A Cambodian smuggler (L) rides his motorbike in Kandal province loaded with gasoline he got from neighbouring Vietnam, some 40 kms south of Phnom Penh. TANG CHHIN SOTHY/AFP/Getty Images
In the world of $90-a-barrel oil, oil companies have plenty of incentive to search in unusual places for the fossil fuel. One of the newest energy frontiers is in the clear blue waters off the coast of Cambodia. Here, where fishing sampans sail among scattered, picturesque islands in the Gulf of Thailand, U.S. oil giant Chevron (CVX) has drilled 15 exploratory wells 150 kilometers offshore from the tourist town of Sihanoukville.
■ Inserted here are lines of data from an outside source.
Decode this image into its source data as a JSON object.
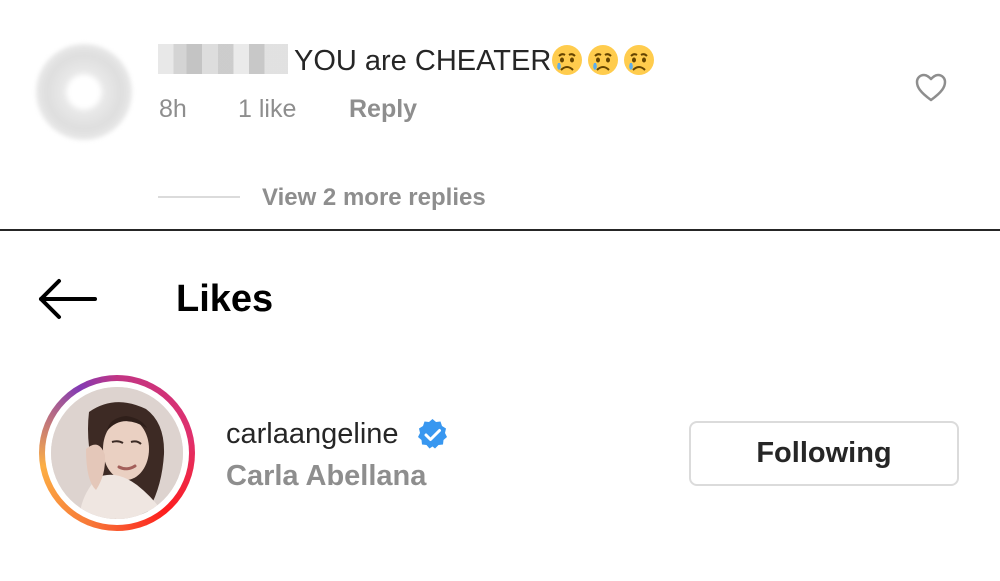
{
  "comment": {
    "text": "YOU are CHEATER",
    "emoji_icons": [
      "crying-face-icon",
      "crying-face-icon",
      "crying-face-icon"
    ],
    "time": "8h",
    "likes": "1 like",
    "reply_label": "Reply",
    "view_replies": "View 2 more replies"
  },
  "likes": {
    "title": "Likes",
    "user": {
      "username": "carlaangeline",
      "full_name": "Carla Abellana",
      "verified": true,
      "following_label": "Following"
    }
  },
  "colors": {
    "text_primary": "#262626",
    "text_secondary": "#8e8e8e",
    "verified_blue": "#3897f0",
    "border": "#dbdbdb"
  }
}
If all goes according to plan, Chevron will begin extracting oil and gas from these wells by 2011.
Onshore, many Cambodians are watching—some hopefully, others nervously—about what oil might mean for one of the world's poorest nations. Prime Minister Hun Sen has recently called discussion about the oil finds "premature" and "speculative," and will say little about the prospects, which Chevron initially estimated at 400 million barrels. That's not much compared to neighboring Indonesia, with 4.3 billion barrels in reserve, or Malaysia, with 3 billion. But for a poor country like Cambodia, which has precious few energy resources, it's a big deal. Quietly, the premier has been lining up undisclosed partners for a small domestic oil refinery while the Cambodia National Petroleum Authority has begun talking about setting up a national oil company.
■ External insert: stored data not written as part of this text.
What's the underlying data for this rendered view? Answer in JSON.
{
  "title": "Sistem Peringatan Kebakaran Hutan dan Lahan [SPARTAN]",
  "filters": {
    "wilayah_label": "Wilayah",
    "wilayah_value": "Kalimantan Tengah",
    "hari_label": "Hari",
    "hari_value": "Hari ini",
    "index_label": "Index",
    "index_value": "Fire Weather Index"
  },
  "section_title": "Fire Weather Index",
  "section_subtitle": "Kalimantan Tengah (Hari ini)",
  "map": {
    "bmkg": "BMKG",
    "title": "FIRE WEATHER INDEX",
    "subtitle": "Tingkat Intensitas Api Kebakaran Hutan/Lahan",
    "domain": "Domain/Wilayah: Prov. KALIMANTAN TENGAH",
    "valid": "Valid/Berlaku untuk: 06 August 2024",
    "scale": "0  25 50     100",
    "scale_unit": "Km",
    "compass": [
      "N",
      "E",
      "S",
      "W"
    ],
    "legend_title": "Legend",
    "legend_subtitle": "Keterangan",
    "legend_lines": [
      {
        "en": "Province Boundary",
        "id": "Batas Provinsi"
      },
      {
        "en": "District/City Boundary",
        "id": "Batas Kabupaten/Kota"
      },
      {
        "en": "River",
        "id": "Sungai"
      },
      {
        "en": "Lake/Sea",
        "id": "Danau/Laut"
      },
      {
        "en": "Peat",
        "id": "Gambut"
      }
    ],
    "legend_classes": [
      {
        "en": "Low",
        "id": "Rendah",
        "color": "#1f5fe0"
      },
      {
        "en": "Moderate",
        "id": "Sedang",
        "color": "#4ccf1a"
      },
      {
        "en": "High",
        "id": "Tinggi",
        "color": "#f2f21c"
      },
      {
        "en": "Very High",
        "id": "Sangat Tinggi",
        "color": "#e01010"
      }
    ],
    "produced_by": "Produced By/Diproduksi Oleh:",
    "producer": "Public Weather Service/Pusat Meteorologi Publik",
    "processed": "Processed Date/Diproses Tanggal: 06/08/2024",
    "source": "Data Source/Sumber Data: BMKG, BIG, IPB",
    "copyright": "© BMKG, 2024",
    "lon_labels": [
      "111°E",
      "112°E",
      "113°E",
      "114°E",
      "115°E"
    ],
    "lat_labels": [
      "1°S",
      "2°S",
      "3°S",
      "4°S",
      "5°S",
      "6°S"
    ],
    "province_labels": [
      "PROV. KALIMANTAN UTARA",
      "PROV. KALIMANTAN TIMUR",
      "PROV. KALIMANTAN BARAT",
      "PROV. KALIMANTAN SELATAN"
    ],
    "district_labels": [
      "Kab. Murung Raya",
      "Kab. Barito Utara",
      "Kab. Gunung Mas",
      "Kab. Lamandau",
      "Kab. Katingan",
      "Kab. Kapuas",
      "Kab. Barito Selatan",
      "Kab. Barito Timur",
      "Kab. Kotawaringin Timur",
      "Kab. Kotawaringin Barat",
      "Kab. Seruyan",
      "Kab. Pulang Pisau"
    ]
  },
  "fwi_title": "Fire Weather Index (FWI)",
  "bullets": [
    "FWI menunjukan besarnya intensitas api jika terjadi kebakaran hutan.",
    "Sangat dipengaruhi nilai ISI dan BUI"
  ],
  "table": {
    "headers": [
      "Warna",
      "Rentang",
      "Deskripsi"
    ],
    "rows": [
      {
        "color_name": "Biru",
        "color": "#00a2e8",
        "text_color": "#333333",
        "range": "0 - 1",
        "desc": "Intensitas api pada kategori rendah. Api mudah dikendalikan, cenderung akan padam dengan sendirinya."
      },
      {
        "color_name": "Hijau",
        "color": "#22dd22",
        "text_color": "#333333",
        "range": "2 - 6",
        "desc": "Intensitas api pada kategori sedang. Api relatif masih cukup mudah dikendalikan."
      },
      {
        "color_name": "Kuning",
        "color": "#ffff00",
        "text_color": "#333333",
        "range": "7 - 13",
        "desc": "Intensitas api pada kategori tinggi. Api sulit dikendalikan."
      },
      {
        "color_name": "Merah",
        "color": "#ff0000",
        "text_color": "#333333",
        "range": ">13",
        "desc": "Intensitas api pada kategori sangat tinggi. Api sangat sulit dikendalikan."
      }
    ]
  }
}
How important is oil for Cambodia? The International Monetary Fund produced a "moderate economic scenario" last year that showed revenues to the government from oil could be $174 million when Chevron's production starts in 2011, peaking at $1.7 billion annually after 10 years. For a country with a total national budget of just $1.2 billion, such a windfall could bring such benefits as raises for public teachers now paid $80 a month, rebuilding the education and health systems destroyed during the Khmer Rouge era, or bringing electricity and clean water to the bypassed rural areas that make up almost all of the country. "There are a lot of uncertainties about the amount of oil available," says IMF Resident Director John Nelmes, who explains the $1.7 billion estimate is a conservative one based on total reserves of 500 million barrels.
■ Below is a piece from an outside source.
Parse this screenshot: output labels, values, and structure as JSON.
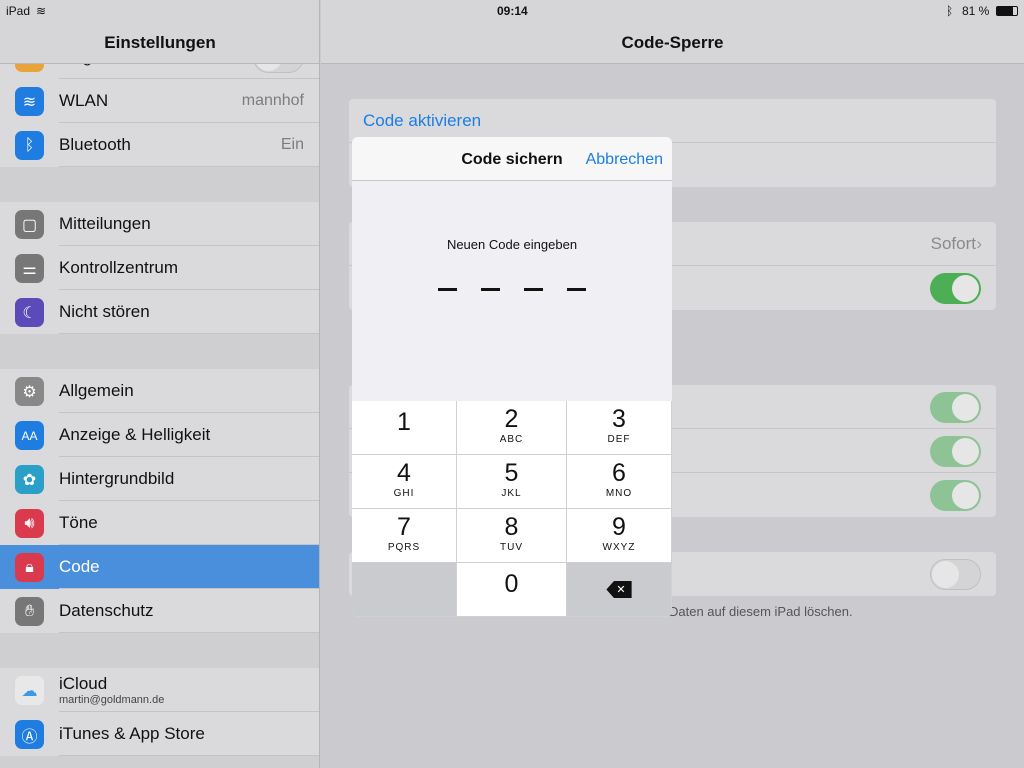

Of course, the size of the estimated oil reserves hardly ranks Cambodia with the big leagues. But the current picture in Cambodia could change. In addition to Chevron's Block A, five other blocks licensed for exploration are so far unexplored. And in an overlapping claims area with Thailand there are huge unexplored oil fields that cover an area as much as all six existing blocks combined. Cambodia and Thailand signed a memorandum of understanding in 2001 to resolve the overlapping claims, but no progress has been made since then and diplomatic ties worsened after Cambodians burned down the Thai Embassy in Phnom Penh in 2003. Cambodia's Deputy Prime Minister Sok An says negotiations are expected to resume soon and he's willing to split the claims "on a 50-50 basis."
The question is, how should an undeveloped country like Cambodia proceed in tapping those resources? The possibility that Hun Sen's government might set up a state-owned oil company and a state-owned refinery horrifies some foreign advisors who worry that Cambodia could fall victim to what economists call the oil curse. That's the phenomenon of corruption in developing countries with state-owned companies that control abundant oil reserves. It's too easy for corrupt government officials to skim profits from state-controlled oil companies, says Warwick Browne, a former extractive industries project manager for Oxfam America in Cambodia.
Having a Phnom Penh-controlled oil and gas company would be "a very bad move," says Browne, adding that such state-owned entities "are black holes for corruption." He says a small national oil refinery would probably not be profitable and the government would have to subsidize sales to the population while forgoing the opportunity to earn needed foreign exchange by exporting to neighboring countries.